Re: Can younger people appreciate music better than people of an advanced age?
Some really good replies to this thread, I have to say. Of course youngsters believe what they have discovered / created is new. Newness has a special kind of property - I suspect somehow imbued in all of us as a result of biology.
What an older person can do is organically (ie. not in Music classes or some such) discover the truth that the thing they discovered as new back in the days when girls didn't care how much you earned, actually bares the footprint of a much older work. This is a great thing in the sense that it can lead you on a fantastic journey of discovery (& it needn't be confined to music BTW: good music can lead the listener to film, literature of all kind, even architecture), but it can also be somewhat humbling.
It wasn't too difficult for me to realise that my boyhood drum hero Rat Scabies had got much of his stuff from Keith Moon, hence The Who gave rise to The Damned.
What all this experience & knowledge has done is increased my admiration for artists that seemed to make a quantum leap. Killing Joke changed my life when I was about 13, but trying to locate the "source" has been a fantastic journey for nearly 30 years now.

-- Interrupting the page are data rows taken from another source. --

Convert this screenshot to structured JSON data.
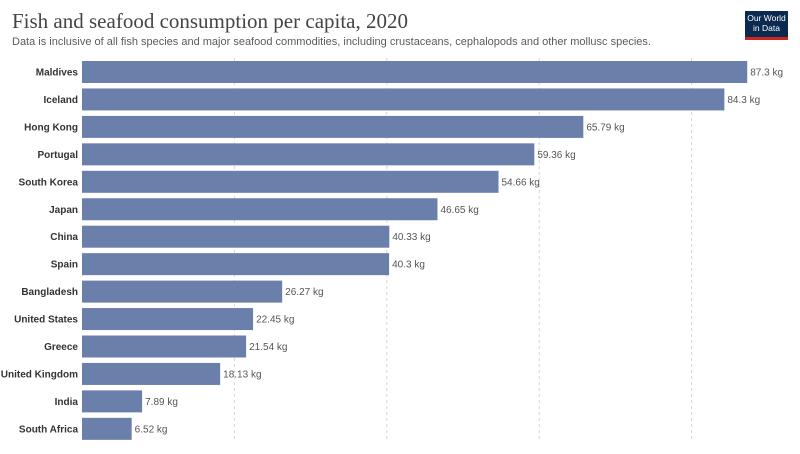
{
  "header": {
    "title": "Fish and seafood consumption per capita, 2020",
    "subtitle": "Data is inclusive of all fish species and major seafood commodities, including crustaceans, cephalopods and other mollusc species.",
    "logo_line1": "Our World",
    "logo_line2": "in Data"
  },
  "colors": {
    "bar": "#6b7fab",
    "logo_bg": "#0b2a4f",
    "logo_accent": "#ce261e"
  },
  "chart_data": {
    "type": "bar",
    "orientation": "horizontal",
    "title": "Fish and seafood consumption per capita, 2020",
    "subtitle": "Data is inclusive of all fish species and major seafood commodities, including crustaceans, cephalopods and other mollusc species.",
    "unit": "kg",
    "xlim": [
      0,
      90
    ],
    "grid": true,
    "categories": [
      "Maldives",
      "Iceland",
      "Hong Kong",
      "Portugal",
      "South Korea",
      "Japan",
      "China",
      "Spain",
      "Bangladesh",
      "United States",
      "Greece",
      "United Kingdom",
      "India",
      "South Africa"
    ],
    "values": [
      87.3,
      84.3,
      65.79,
      59.36,
      54.66,
      46.65,
      40.33,
      40.3,
      26.27,
      22.45,
      21.54,
      18.13,
      7.89,
      6.52
    ],
    "value_labels": [
      "87.3 kg",
      "84.3 kg",
      "65.79 kg",
      "59.36 kg",
      "54.66 kg",
      "46.65 kg",
      "40.33 kg",
      "40.3 kg",
      "26.27 kg",
      "22.45 kg",
      "21.54 kg",
      "18.13 kg",
      "7.89 kg",
      "6.52 kg"
    ]
  }
}
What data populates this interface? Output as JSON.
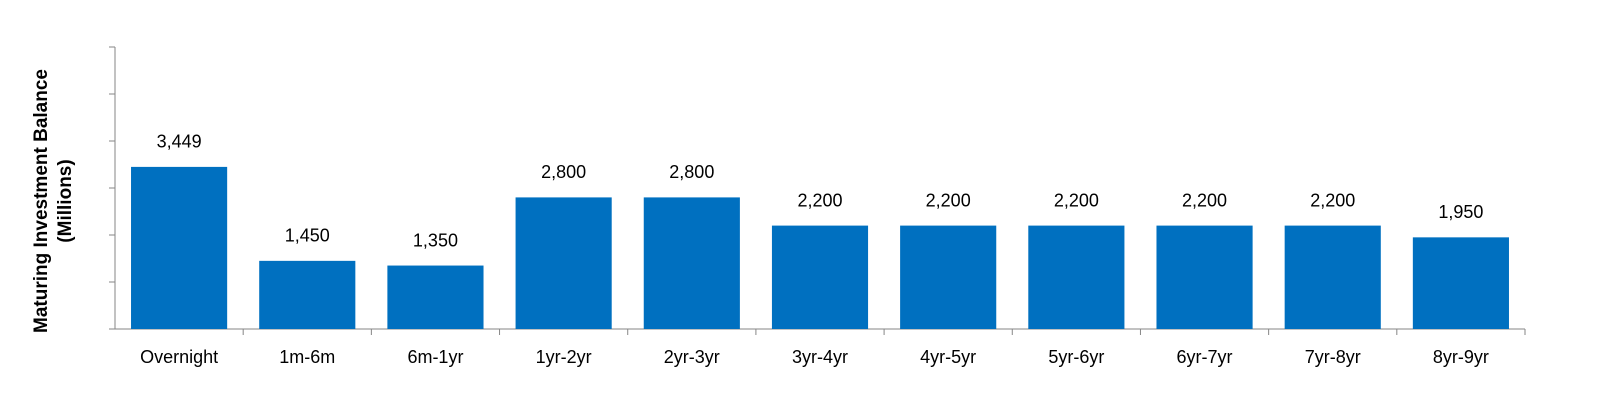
{
  "chart_data": {
    "type": "bar",
    "ylabel": [
      "Maturing Investment Balance",
      "(Millions)"
    ],
    "categories": [
      "Overnight",
      "1m-6m",
      "6m-1yr",
      "1yr-2yr",
      "2yr-3yr",
      "3yr-4yr",
      "4yr-5yr",
      "5yr-6yr",
      "6yr-7yr",
      "7yr-8yr",
      "8yr-9yr"
    ],
    "values": [
      3449,
      1450,
      1350,
      2800,
      2800,
      2200,
      2200,
      2200,
      2200,
      2200,
      1950
    ],
    "value_labels": [
      "3,449",
      "1,450",
      "1,350",
      "2,800",
      "2,800",
      "2,200",
      "2,200",
      "2,200",
      "2,200",
      "2,200",
      "1,950"
    ],
    "color": "#0070c0",
    "ylim": [
      0,
      6000
    ],
    "yticks": [
      0,
      1000,
      2000,
      3000,
      4000,
      5000,
      6000
    ],
    "grid": false
  }
}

Back to the opening thread for a moment... afd100 wrote "It seems they dismiss anything with a moderate amount of guitar distortion and even a semi aggressive/upbeat theme, odd time signature as a load of modern garbage with no musicality. " I can't help but wonder why you think distorted guitar or odd times is new or modern. The Who's demo tapes were sent back from NYC because they had distortion on there & the record company thought it was faulty.... but that was 40+ years ago! Odd time signatures were thoroughly explored in the 1970s, so there's nothing new there either.
What I will allege is there is real danger in the grand social experiment on youth by virtue of computer games / phones / twitter & all that. No-one knows what impact it will have on development of the mind & society. It seems possible that a generation of people with even shorter attention spans can only take us in the wrong direction. I work with kids all the time - believe me, it's a concern.